# Lake Garda in October



## StAubyns (Jun 4, 2006)

What sort of weather would we expect to find around the Lake in October?

We will probably end up doing a fly holiday as things are at the moment  

Any recommends for the different resorts would be appreciated


----------



## bognormike (May 10, 2005)

Geoff 

if he doesn't reply give Russell (Rapide561) a PM - he's been there and got the T-shirt etc


----------



## charlieivan (Apr 25, 2006)

Weather should be ok. We were there late Sept last year and still managed to swim in the lake. Also plenty of acsi sites around there. Butterfly is a good one, right next to the lake.


----------



## Baron1 (Mar 9, 2011)

Weather should be fine, maybe a touch breezy.
Take a look at Sirmione, a town on a peninsula sticking out on the South end of the lake,...... BEAUTIFUL!!!

Hotel Green Park in nearby Pechiera, V. friendly and reasonable price.

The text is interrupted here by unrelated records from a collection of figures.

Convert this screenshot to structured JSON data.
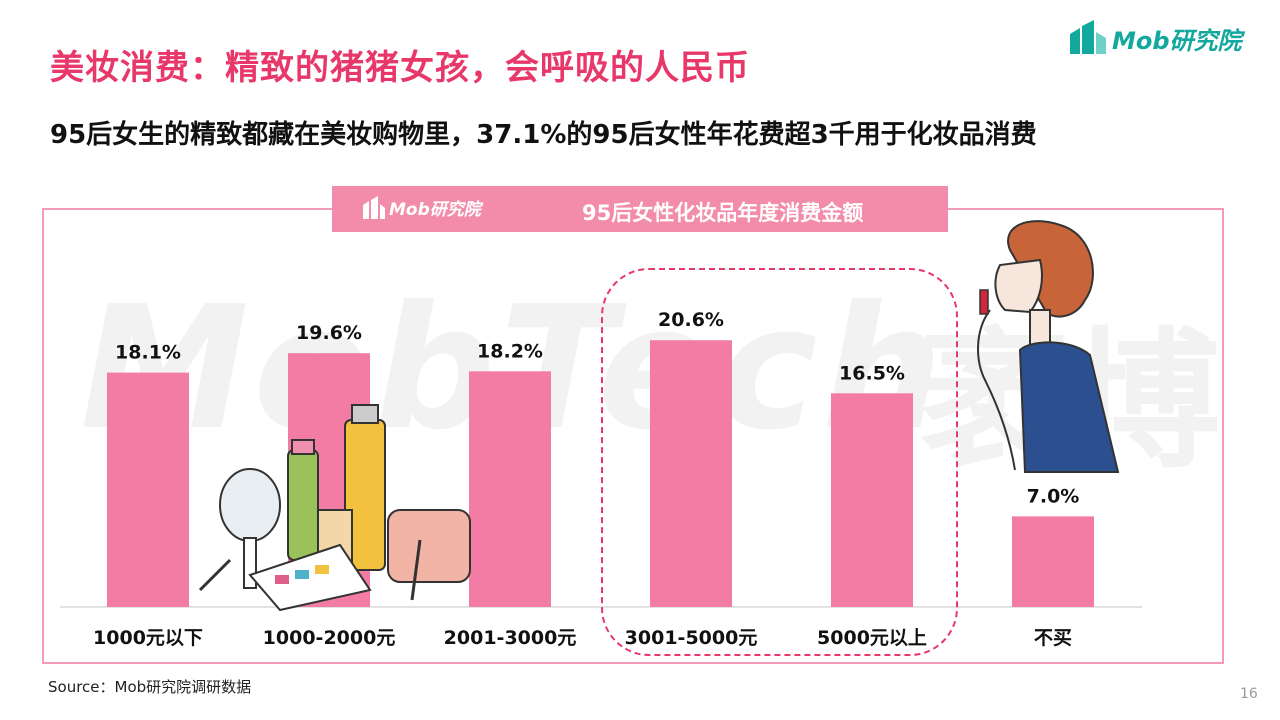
{
  "header": {
    "title": "美妆消费：精致的猪猪女孩，会呼吸的人民币",
    "subtitle": "95后女生的精致都藏在美妆购物里，37.1%的95后女性年花费超3千用于化妆品消费",
    "logo_text": "Mob研究院"
  },
  "banner": {
    "logo_text": "Mob研究院"
  },
  "watermark": {
    "text": "MobTech",
    "text_cn": "袤博"
  },
  "colors": {
    "bar": "#f27ca3",
    "title": "#e8386a",
    "banner": "#f38bab",
    "logo": "#13a89e"
  },
  "chart_data": {
    "type": "bar",
    "title": "95后女性化妆品年度消费金额",
    "categories": [
      "1000元以下",
      "1000-2000元",
      "2001-3000元",
      "3001-5000元",
      "5000元以上",
      "不买"
    ],
    "values": [
      18.1,
      19.6,
      18.2,
      20.6,
      16.5,
      7.0
    ],
    "value_labels": [
      "18.1%",
      "19.6%",
      "18.2%",
      "20.6%",
      "16.5%",
      "7.0%"
    ],
    "unit": "%",
    "highlighted_categories": [
      "3001-5000元",
      "5000元以上"
    ],
    "xlabel": "",
    "ylabel": "",
    "grid": false,
    "legend": "none"
  },
  "footer": {
    "source": "Source：Mob研究院调研数据",
    "page_number": "16"
  }
}
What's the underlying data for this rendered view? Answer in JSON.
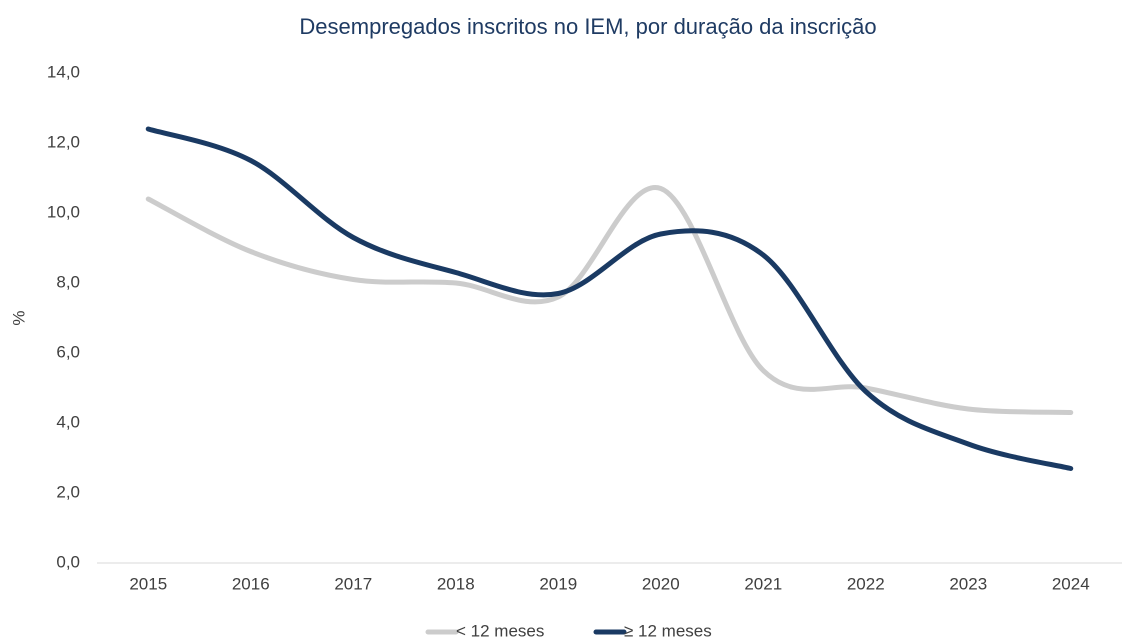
{
  "chart_data": {
    "type": "line",
    "title": "Desempregados inscritos no IEM, por duração da inscrição",
    "y_label": "%",
    "categories": [
      "2015",
      "2016",
      "2017",
      "2018",
      "2019",
      "2020",
      "2021",
      "2022",
      "2023",
      "2024"
    ],
    "series": [
      {
        "name": "< 12 meses",
        "color": "#cccccc",
        "values": [
          10.4,
          8.9,
          8.1,
          8.0,
          7.6,
          10.7,
          5.5,
          5.0,
          4.4,
          4.3
        ]
      },
      {
        "name": "≥ 12 meses",
        "color": "#1a3a63",
        "values": [
          12.4,
          11.5,
          9.3,
          8.3,
          7.7,
          9.4,
          8.8,
          4.9,
          3.4,
          2.7
        ]
      }
    ],
    "ylim": [
      0,
      14
    ],
    "yticks": [
      {
        "value": 0,
        "label": "0,0"
      },
      {
        "value": 2,
        "label": "2,0"
      },
      {
        "value": 4,
        "label": "4,0"
      },
      {
        "value": 6,
        "label": "6,0"
      },
      {
        "value": 8,
        "label": "8,0"
      },
      {
        "value": 10,
        "label": "10,0"
      },
      {
        "value": 12,
        "label": "12,0"
      },
      {
        "value": 14,
        "label": "14,0"
      }
    ],
    "grid": false,
    "legend": "bottom"
  }
}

If you do go in the van "Camping Le Weekend" near Salo, superb site with elevated views over the lake, again BEAUTIFUL! 

Mel.


----------



## spence (May 25, 2008)

Butterfly was a great site but we went in 2009.

Spence


----------



## StAubyns (Jun 4, 2006)

thanks for the replies   

We don't want it to hot, so it seems OK to carry on planning  

ps thanks Mike, I'll do that, forgot Russell was the resident expert


----------